The entertainment yesterday was in the game. If you’d told me at the start the final score would be 4-4 I’d have said fair enough, honours even, a game of two halves, and similar tired old clichés. As it was I felt that we lost the game having been two goals up twice during the 90 minutes. To be fair it was a good game to watch, end to end stuff, and lots of argy-bargy (you can’t help but revert to clichés when writing about football, maybe I could be a sports writer).

I, of course, remained calm and composed and not once shouted for the referee to be involved, well apart from the moment caught on slow-mo replay on Sky Sports when Chaplow was brought down in the penalty area and I can be clearly seen in the crowd with my mouth open. That and the moment when we scored the second goal and I was caught, again in slow motion, reacting to the goal about a second after everyone else, as if I was on satellite delay.

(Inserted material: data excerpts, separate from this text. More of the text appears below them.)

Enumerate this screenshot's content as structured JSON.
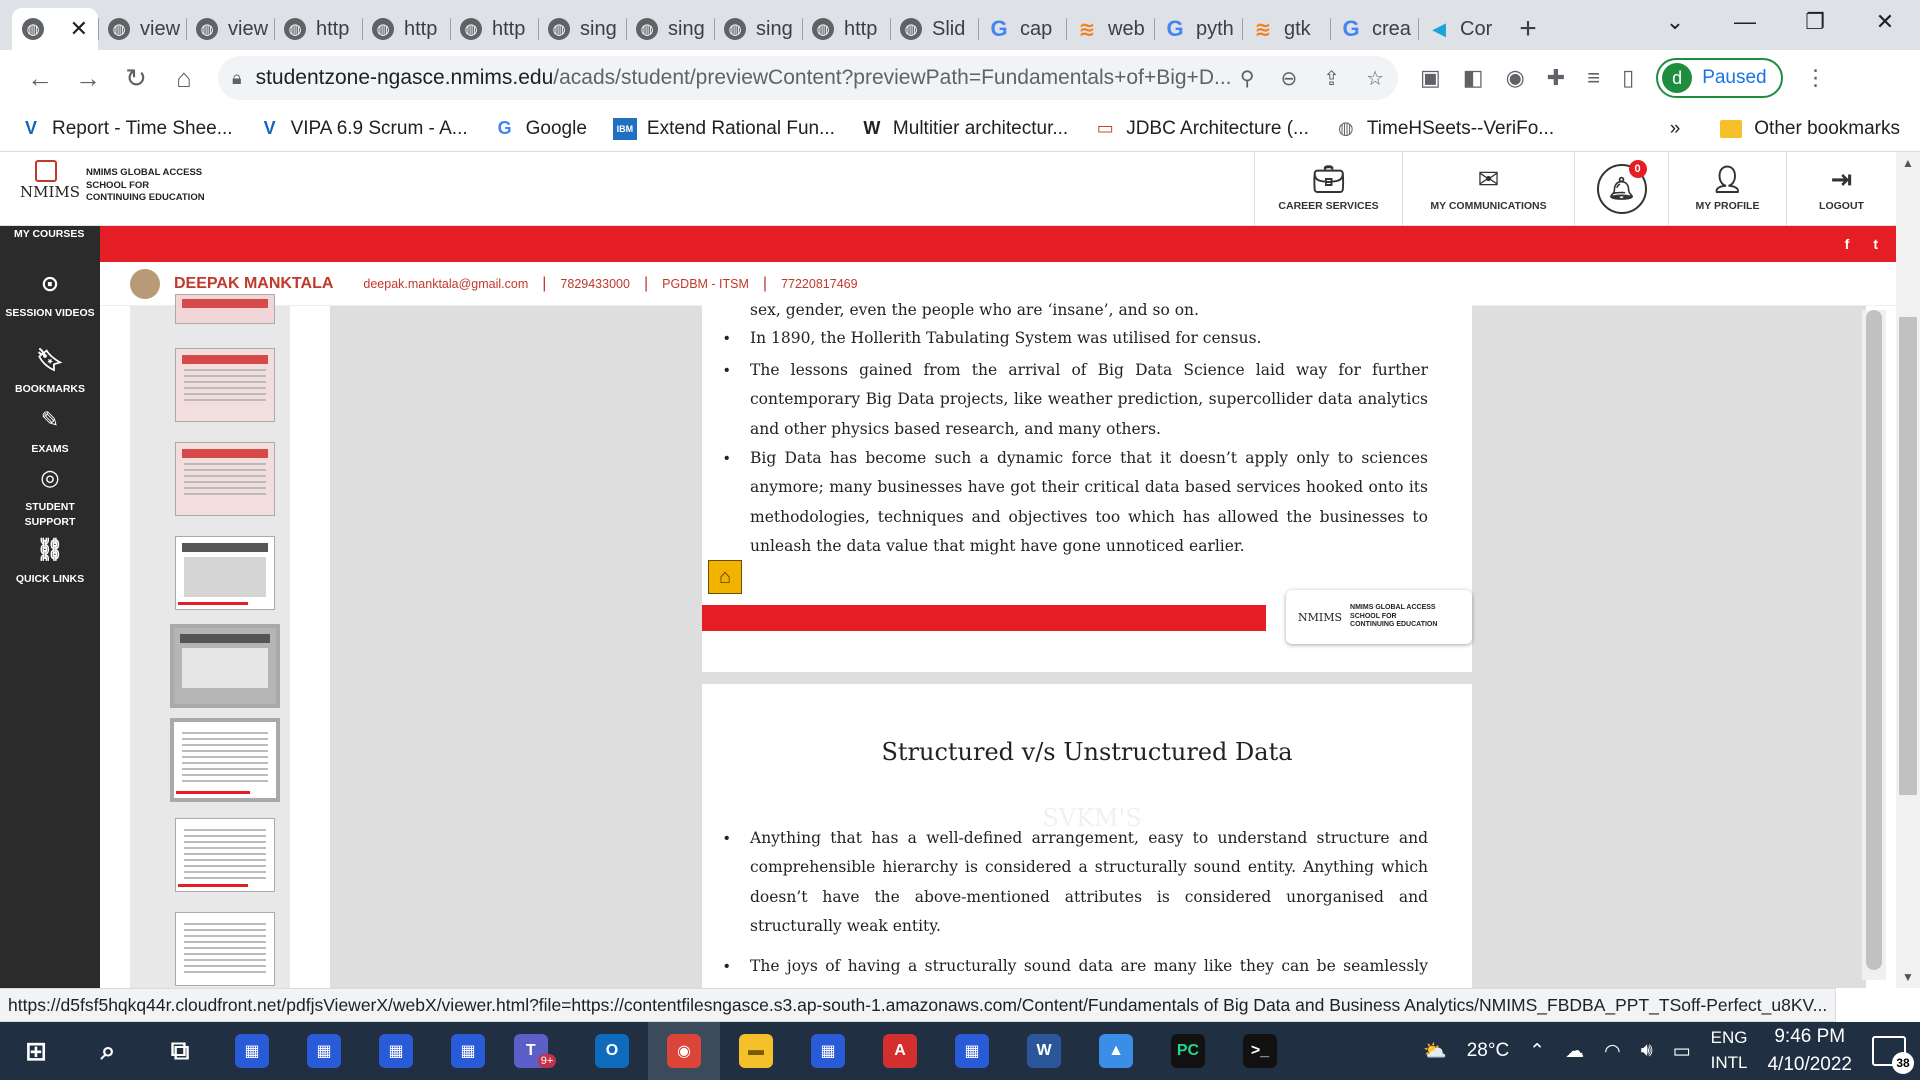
{
  "browser": {
    "tabs": [
      {
        "label": "",
        "icon": "globe-icon",
        "active": true
      },
      {
        "label": "view",
        "icon": "globe-icon"
      },
      {
        "label": "view",
        "icon": "globe-icon"
      },
      {
        "label": "http",
        "icon": "globe-icon"
      },
      {
        "label": "http",
        "icon": "globe-icon"
      },
      {
        "label": "http",
        "icon": "globe-icon"
      },
      {
        "label": "sing",
        "icon": "globe-icon"
      },
      {
        "label": "sing",
        "icon": "globe-icon"
      },
      {
        "label": "sing",
        "icon": "globe-icon"
      },
      {
        "label": "http",
        "icon": "globe-icon"
      },
      {
        "label": "Slid",
        "icon": "globe-icon"
      },
      {
        "label": "cap",
        "icon": "google-icon"
      },
      {
        "label": "web",
        "icon": "stackoverflow-icon"
      },
      {
        "label": "pyth",
        "icon": "google-icon"
      },
      {
        "label": "gtk",
        "icon": "stackoverflow-icon"
      },
      {
        "label": "crea",
        "icon": "google-icon"
      },
      {
        "label": "Cor",
        "icon": "coursera-icon"
      }
    ],
    "address": {
      "host": "studentzone-ngasce.nmims.edu",
      "path": "/acads/student/previewContent?previewPath=Fundamentals+of+Big+D..."
    },
    "profile": {
      "initial": "d",
      "label": "Paused"
    },
    "bookmarks": [
      {
        "label": "Report - Time Shee...",
        "icon": "v-icon"
      },
      {
        "label": "VIPA 6.9 Scrum - A...",
        "icon": "v-icon"
      },
      {
        "label": "Google",
        "icon": "google-icon"
      },
      {
        "label": "Extend Rational Fun...",
        "icon": "ibm-icon"
      },
      {
        "label": "Multitier architectur...",
        "icon": "wikipedia-icon"
      },
      {
        "label": "JDBC Architecture (...",
        "icon": "oracle-icon"
      },
      {
        "label": "TimeHSeets--VeriFo...",
        "icon": "globe-icon"
      }
    ],
    "bookmarks_more": "»",
    "other_bookmarks": "Other bookmarks",
    "status_url": "https://d5fsf5hqkq44r.cloudfront.net/pdfjsViewerX/webX/viewer.html?file=https://contentfilesngasce.s3.ap-south-1.amazonaws.com/Content/Fundamentals of Big Data and Business Analytics/NMIMS_FBDBA_PPT_TSoff-Perfect_u8KV..."
  },
  "site": {
    "logo_mark": "NMIMS",
    "logo_lines": [
      "NMIMS GLOBAL ACCESS",
      "SCHOOL FOR",
      "CONTINUING EDUCATION"
    ],
    "nav": [
      {
        "label": "CAREER SERVICES",
        "icon": "briefcase-icon"
      },
      {
        "label": "MY COMMUNICATIONS",
        "icon": "envelope-icon"
      },
      {
        "label": "",
        "icon": "bell-icon",
        "badge": "0"
      },
      {
        "label": "MY PROFILE",
        "icon": "user-icon"
      },
      {
        "label": "LOGOUT",
        "icon": "logout-icon"
      }
    ],
    "social": [
      "f",
      "t"
    ],
    "user": {
      "name": "DEEPAK MANKTALA",
      "email": "deepak.manktala@gmail.com",
      "phone": "7829433000",
      "program": "PGDBM - ITSM",
      "id": "77220817469"
    },
    "sidebar": {
      "heading": "MY COURSES",
      "items": [
        {
          "label": "SESSION VIDEOS",
          "icon": "play-circle-icon"
        },
        {
          "label": "BOOKMARKS",
          "icon": "bookmark-icon"
        },
        {
          "label": "EXAMS",
          "icon": "exam-icon"
        },
        {
          "label": "STUDENT SUPPORT",
          "icon": "lifebuoy-icon"
        },
        {
          "label": "QUICK LINKS",
          "icon": "link-icon"
        }
      ]
    }
  },
  "slides": {
    "slide1": {
      "bullets": [
        "sex, gender, even the people who are ‘insane’, and so on.",
        "In 1890, the Hollerith Tabulating System was utilised for census.",
        "The lessons gained from the arrival of Big Data Science laid way for further contemporary Big Data projects, like weather prediction, supercollider data analytics and other physics based research, and many others.",
        "Big Data has become such a dynamic force that it doesn’t apply only to sciences anymore; many businesses have got their critical data based services hooked onto its methodologies, techniques and objectives too which has allowed the businesses to unleash the data value that might have gone unnoticed earlier."
      ],
      "logo_mark": "NMIMS",
      "logo_lines": [
        "NMIMS GLOBAL ACCESS",
        "SCHOOL FOR",
        "CONTINUING EDUCATION"
      ]
    },
    "slide2": {
      "title": "Structured v/s Unstructured Data",
      "watermark": "SVKM'S",
      "bullets": [
        "Anything that has a well-defined arrangement, easy to understand structure and comprehensible hierarchy is considered a structurally sound entity. Anything which doesn’t have the above-mentioned attributes is considered unorganised and structurally weak entity.",
        "The joys of having a structurally sound data are many like they can be seamlessly added in a relational database and are easily searchable by simplest"
      ]
    }
  },
  "taskbar": {
    "apps": [
      "start-icon",
      "search-icon",
      "task-view-icon",
      "app-icon",
      "app-icon",
      "app-icon",
      "app-icon",
      "teams-icon",
      "outlook-icon",
      "chrome-icon",
      "explorer-icon",
      "app-icon",
      "acrobat-icon",
      "app-icon",
      "word-icon",
      "photos-icon",
      "pycharm-icon",
      "terminal-icon"
    ],
    "teams_badge": "9+",
    "weather": "28°C",
    "lang_top": "ENG",
    "lang_bottom": "INTL",
    "time": "9:46 PM",
    "date": "4/10/2022",
    "notifications": "38"
  }
}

Mind you, I couldn’t be missed in my Saints hat that doesn’t quite fit my head. It kept riding up into a point so every now and then on the TV coverage you can catch sight of a guy in the crowd, just behind the goal, looking like a garden gnome. That’ll be me then.

At the final whistle the Peterborough fans were jubilant and we were initially a little deflated. After all, we were the same team that last week held off Manchester United, supposedly the best team in the country, for over an hour. This time we couldn’t hold back the Posh. Don’t ask me why they’re called that, I really have no idea, and I sort of don’t want to either. There really should be some investigation by Trading Standards, I mean have you seen Barry Fry?

So I made my way back to the car to meet up with the present Mrs Hayward and the wife-in-waiting as they had been down the opposite end with the locals. Despite feeling that my team had run out of steam during the second half I felt exhilarated and really want to go to the next match.

That’s what a live game of football does to you. Television is a marvellous invention but it doesn’t quite capture the atmosphere of being at a live game. I would defy anyone to go to a football match and not enjoy it. It doesn’t have to be football, try rugby or motor racing, or even cheese rolling, they come alive when you’re actually there.

Who knows, it might have inspired me into actually doing some exercise today. After all, it’s February now and there’s a little thing of those New Year resolutions.